The Outer Band Individuated Teletracer (O.B.I.T.) is a top-secret surveillance device which is able to tune in on any individual’s unique biometric signature in order to spy on that person regardless of walls or distance. It is used to monitor the staff at a vital Defense research installation, and when one of its operators is brutally murdered the U.S. Senate subcommittee which oversees the facility sends one of its members to investigate. What he discovers is a base plagued by tension, discord, and serious mental health issues, all driven by the administration’s incessant prying into every private life; though the existence of the machine is a closely-guarded secret, it is obvious – and terrifying – to all that the government clearly has some means of surveillance unimpeded by locks or whispers. Of course, this being The Outer Limits, the machines (which the investigation soon reveals are both numerous and not solely restricted to US government usage) are an alien device surreptitiously introduced into human society as a tool of conquest. In the climactic scene, when the disguised alien is revealed, this is what he has to say:
The machines are everywhere! Oh you’ll find them all, you’re a zealous people. And you’ll make a great show of smashing a few of them. But for every one you destroy, hundreds of others will be built. And they will demoralize you, break your spirits, create such rifts and tensions in your society that no one will be able to repair them! Oh, you’re a savage, despairing planet, and when we come here to live, you friendless, demoralized flotsam will fall without even a single shot being fired. Senator, enjoy the few years left you. There is no answer. You’re all of the same dark persuasion! You demand – insist – on knowing every private thought and hunger of everyone: Your families, your neighbors, everyone — but yourselves.

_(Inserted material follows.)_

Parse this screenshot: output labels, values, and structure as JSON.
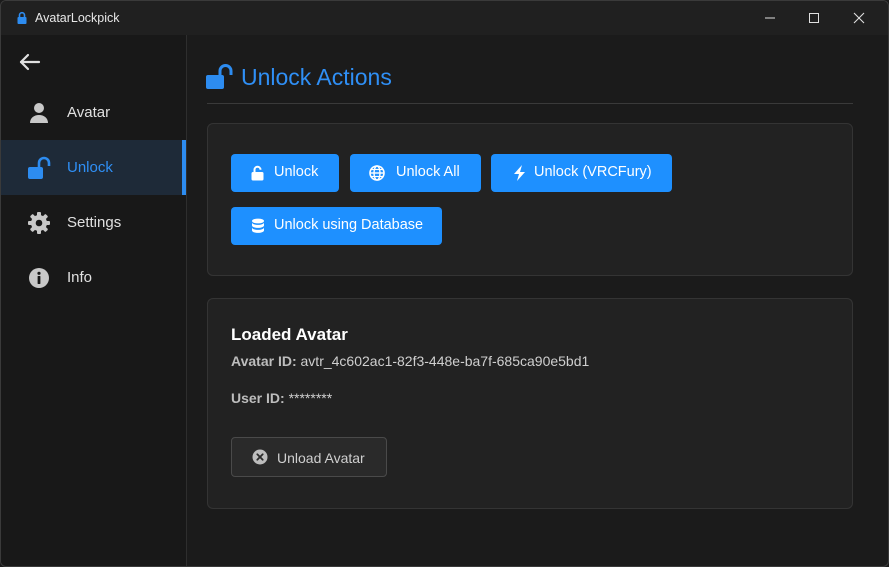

When O.B.I.T. was first broadcast in November 1963, the security state was a mere toddler; its tools were largely limited to hidden cameras and microphones, and eminently-corruptible human snitches and busybodies. I hardly need to point out that this is no longer the case; using biometrics to identify individuals is no longer science fiction, and the number of means the government and large corporations have to track, trace, watch, eavesdrop on, and judge every last one of us would’ve been unbelievable to a TV audience of the Kennedy era. Millions of people in the developed world, acting individually or collectively, feel completely justified in digging into the affairs of those who have different beliefs from them, in hope of discovering some transgression or mistake that can be used to destroy the victim’s life with the help of faceless, merciless corporations and institutions. The irreparable rifts and tensions which are the inevitable product of a panopticon are already here, and growing more dangerously-intrusive all the time. And we didn’t even need malevolent aliens to do it to us.